A federal judge has shaved more than $6 million off a jury’s verdict in a 2011 discrimination case because the company wasn’t large enough to be forced to pay more.
In an opinion issued Aug. 1 in federal court in Chicago, Judge Andrea R. Wood granted the motion of Packer Engineering, Inc., to reduce a $6.5 million jury award to just $100,000 — $50,000 in compensatory damages to each of the plaintiffs, Danya Davis and Bernessa Wilson.
Davis and Wilson sued Naperville-based Packer, their former employer, in 2011 for alleged violations of the Civil Rights Act. They say they were subjected to sexual discrimination at work and then fired for complaining about the situation. On Feb. 2, 2017, a jury returned judgment in their favor, awarding Davis $150,000 in compensatory damages and Wilson $300,000, but also giving each woman $3 million in punitive damages.

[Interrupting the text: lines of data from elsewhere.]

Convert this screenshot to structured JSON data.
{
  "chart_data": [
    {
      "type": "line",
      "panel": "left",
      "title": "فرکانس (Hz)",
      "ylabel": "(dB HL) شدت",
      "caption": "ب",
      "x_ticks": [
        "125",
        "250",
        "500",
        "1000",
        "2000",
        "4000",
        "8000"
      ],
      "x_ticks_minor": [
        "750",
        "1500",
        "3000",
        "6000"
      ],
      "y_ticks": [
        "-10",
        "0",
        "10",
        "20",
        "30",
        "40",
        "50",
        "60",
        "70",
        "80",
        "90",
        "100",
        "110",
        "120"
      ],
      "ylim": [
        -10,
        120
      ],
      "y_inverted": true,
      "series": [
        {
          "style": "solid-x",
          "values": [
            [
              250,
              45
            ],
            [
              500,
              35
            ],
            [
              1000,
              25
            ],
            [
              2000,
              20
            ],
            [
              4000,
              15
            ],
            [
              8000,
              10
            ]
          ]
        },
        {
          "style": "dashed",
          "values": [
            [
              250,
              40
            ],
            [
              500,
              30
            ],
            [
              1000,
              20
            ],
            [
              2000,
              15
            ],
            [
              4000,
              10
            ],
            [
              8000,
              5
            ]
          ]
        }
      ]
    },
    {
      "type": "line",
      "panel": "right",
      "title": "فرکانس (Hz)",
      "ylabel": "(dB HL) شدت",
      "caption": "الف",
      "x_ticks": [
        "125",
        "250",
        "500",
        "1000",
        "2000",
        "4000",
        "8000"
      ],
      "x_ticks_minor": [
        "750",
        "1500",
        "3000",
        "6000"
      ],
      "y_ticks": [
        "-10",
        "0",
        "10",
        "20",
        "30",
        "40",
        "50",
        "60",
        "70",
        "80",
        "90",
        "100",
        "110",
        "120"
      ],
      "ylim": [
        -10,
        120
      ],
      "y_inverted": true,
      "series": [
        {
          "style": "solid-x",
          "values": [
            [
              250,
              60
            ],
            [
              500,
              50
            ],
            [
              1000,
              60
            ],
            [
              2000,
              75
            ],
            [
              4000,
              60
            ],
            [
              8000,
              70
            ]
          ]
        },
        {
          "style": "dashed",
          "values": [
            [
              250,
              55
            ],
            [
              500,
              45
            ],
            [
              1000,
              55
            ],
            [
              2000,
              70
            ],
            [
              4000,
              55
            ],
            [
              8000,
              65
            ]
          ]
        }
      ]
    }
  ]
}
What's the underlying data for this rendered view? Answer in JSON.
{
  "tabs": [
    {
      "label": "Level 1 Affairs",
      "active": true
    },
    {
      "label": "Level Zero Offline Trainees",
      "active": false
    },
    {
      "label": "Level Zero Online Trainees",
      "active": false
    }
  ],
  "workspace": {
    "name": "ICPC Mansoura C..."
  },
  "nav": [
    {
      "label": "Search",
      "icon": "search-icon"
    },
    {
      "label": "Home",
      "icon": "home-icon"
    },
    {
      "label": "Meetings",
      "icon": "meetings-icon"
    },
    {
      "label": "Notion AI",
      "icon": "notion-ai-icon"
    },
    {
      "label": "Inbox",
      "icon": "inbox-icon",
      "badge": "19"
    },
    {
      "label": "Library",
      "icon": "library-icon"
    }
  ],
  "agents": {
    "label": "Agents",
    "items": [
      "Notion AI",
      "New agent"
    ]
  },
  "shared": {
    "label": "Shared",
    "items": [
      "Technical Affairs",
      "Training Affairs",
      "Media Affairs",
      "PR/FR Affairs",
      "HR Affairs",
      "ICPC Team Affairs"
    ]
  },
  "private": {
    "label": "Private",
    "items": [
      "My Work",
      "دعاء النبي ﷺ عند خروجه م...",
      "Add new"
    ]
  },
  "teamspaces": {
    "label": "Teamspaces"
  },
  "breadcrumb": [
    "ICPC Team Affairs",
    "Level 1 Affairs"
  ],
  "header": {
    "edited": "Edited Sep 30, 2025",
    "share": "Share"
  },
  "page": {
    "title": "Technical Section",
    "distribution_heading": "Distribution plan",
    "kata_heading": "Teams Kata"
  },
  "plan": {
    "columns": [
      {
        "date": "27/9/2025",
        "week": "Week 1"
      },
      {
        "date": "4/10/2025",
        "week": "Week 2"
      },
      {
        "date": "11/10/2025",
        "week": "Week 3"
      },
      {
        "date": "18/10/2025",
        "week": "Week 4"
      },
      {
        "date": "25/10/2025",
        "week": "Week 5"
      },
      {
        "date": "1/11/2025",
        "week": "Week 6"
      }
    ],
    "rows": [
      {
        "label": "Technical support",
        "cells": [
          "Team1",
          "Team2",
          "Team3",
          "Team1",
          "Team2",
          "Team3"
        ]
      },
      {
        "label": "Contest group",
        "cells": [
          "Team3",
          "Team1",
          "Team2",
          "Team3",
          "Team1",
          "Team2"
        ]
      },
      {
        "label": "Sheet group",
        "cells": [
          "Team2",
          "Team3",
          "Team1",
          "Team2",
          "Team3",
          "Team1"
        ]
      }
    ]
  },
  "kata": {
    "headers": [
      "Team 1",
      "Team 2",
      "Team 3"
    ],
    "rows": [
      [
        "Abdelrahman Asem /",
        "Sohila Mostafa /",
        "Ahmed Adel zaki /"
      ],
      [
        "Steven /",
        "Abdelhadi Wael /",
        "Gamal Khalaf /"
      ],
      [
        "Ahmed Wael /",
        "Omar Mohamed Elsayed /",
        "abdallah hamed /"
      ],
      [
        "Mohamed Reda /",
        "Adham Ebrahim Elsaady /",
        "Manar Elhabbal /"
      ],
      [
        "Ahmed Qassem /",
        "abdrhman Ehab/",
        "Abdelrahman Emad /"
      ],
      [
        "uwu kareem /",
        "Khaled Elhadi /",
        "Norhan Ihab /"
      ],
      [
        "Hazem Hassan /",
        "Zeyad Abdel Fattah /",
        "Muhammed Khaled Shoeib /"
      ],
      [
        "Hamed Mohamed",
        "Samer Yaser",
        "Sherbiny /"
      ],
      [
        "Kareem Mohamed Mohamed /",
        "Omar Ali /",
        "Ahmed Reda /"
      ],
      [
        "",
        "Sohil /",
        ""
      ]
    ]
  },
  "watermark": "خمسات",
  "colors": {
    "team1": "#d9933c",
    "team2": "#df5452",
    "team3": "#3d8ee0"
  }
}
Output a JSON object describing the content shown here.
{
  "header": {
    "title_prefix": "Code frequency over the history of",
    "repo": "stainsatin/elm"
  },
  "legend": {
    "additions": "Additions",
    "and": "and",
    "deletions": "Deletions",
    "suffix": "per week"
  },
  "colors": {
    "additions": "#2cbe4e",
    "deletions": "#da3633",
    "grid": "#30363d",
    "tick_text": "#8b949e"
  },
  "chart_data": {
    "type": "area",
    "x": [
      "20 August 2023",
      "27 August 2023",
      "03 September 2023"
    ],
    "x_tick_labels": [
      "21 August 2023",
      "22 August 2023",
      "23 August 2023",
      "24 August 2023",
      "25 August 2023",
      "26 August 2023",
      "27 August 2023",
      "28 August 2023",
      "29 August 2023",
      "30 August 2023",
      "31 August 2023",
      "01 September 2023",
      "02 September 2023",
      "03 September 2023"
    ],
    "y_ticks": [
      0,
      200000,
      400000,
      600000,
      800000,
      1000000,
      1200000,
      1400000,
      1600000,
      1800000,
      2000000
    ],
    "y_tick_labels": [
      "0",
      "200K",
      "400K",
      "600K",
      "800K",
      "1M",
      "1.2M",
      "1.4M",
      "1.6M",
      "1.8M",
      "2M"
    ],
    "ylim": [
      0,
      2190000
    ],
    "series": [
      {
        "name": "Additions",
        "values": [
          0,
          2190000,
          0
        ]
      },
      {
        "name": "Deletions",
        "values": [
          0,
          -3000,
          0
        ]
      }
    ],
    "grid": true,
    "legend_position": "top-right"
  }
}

In arguing to have the award slashed, Packer invoked the damages cap of Article VII of the 1964 Civil Rights Act, which stipulates plaintiffs can recover no more than $50,000 from defendants with between 15 and 100 employees and $100,000 from those with between 101 and 200 workers for at least 20 weeks of the year during the alleged violation.
Wood said all parties agree the relevant years in this instance are 2008 and 2009. Packer submitted monthly payroll records for each year showing it never employed fewer than 15 or more than 100 people. The women responded by pointing to missing pages that would have bumped the count beyond 100, but Packer noted it only omitted references to divisions of workers who were not technically Packer Engineering employees. Rather, some were interns, while others worked for The Packer Foundation and Packer Environmental Facility Consultants, Inc.
Wood said “even if the interns are considered employees,” Packer did not exceed the 100-employee threshold for 20 or more calendar weeks in either year. At most it would have more than 101 employees for 19 weeks. The judge also chided Packer for not including full payroll records and indicating which employees it did not count toward the limit.
Packer also asked the court to apportion the reduced compensatory damages so the jury’s awarding of both types of damages would stand, but each woman’s total award would be $50,000 — $2,380 in compensatory and $47,619 in punitive for Davis; $4,545 in compensatory and $45,454 in punitive for Wilson, per Wood’s calculations — but Wood explained “the preferred method for reducing awards is to leave compensatory damages intact and to lower punitive damages as necessary to bring the total under the cap.”
As such, Wood simply reduced the compensatory damages to $50,000 and vacated the punitive damages because they exceeded the statutory cap.
Davis held a top post for Packer for about seven years in its technology litigation division before being promoted to vice president of organizational development in late 2007. She said male executives gave her sexually suggestive nicknames — including “Stripper Boobs” and “High Beams” — and made suggestive comments and requests for sexual favors in front of coworkers, as well as used derogatory language to refer to female workers.
Her original complaint also said high-ranking Packer executives and “other employees were watching pornography, making graphic sexual comments and utterances and even masturbating in full view of the employees,” and alleged several instances in which company officials instructed her to stop complaining and to not report Title VII violations.
The plaintiffs were represented in the action by attorneys with the firm of Foote, Mielke, Chavez & O’Neil LLC, of Geneva. Packer was defended by Tressler LLP, of Chicago.